Que faire de nos universités?

C’est peu dire que la récente contestation universitaire n’aura pas contribué à redorer l’image de l’institution auprès des Français. Les scènes de locaux vandalisés et quelques stupéfiantes prises de parole des représentants du mouvement auront accru l’incompréhension de la plupart de nos concitoyens à l’égard de la faculté autrefois respectée. « Que faire des universités ? » se demandait le philosophe Alain Renaut en 2002 ; une question plus actuelle que jamais. L’introduction de prérequis qui revient, ayons le courage de la dire, à sélectionner les étudiants, est un premier pas nécessaire. Mais il faudra aller plus loin pour sauver les universités.

Née des anciennes écoles cathédrales formant les clercs à la fin du XIIe siècle en Europe, l’Universitas magistrorum adque scholarium est initialement une corporation de maîtres et d’élèves. Dès cette époque, son indépendance face au pouvoir royal et à la papauté éveille les critiques. La Révolution française la jugeant trop peu contrôlable développera le système parallèle des grandes écoles. C’est la blessure majeure dont notre Université ne s’est toujours pas relevée : elle a perdu simultanément le rôle de formation des élites et celui de centre intellectuel en connexion avec le pouvoir. L’Université s’est alors trouvée écartelée entre deux objectifs : la transmission du savoir et la professionnalisation.

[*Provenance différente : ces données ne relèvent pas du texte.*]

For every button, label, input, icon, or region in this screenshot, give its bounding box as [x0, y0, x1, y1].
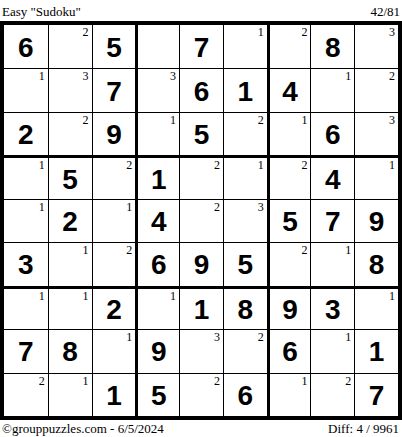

La massification accomplie à marche forcée a rendu leur atteinte d’autant plus difficile. En 1938, on comptait 60 000 étudiants inscrits à l’université française. Ils étaient 300 000 en 1968. A présent, ils sont plus de 1,6 million. Cet afflux d’étudiants s’est traduit par le développement d’une sélection par l’échec particulièrement hypocrite. 30 % des étudiants de premier cycle sortent sans diplôme. Notre taux de réussite sur l’ensemble des cursus est trois fois moins élevé que dans les pays comparables. Jamais la tension entre les deux missions de l’université, transmettre les savoirs d’une part et préparer à un métier d’autre part, n’ont été aussi fortes. Alors qu’un tiers environ des étudiants sont concentrés dans les filières de sciences humaines et sociales, dont les débouchés sont hélas rares, les filières professionnalisantes telles que le droit ou la médecine, qui représentaient 60 % des effectifs en 1945, n’en représentent désormais que moins d’un cinquième.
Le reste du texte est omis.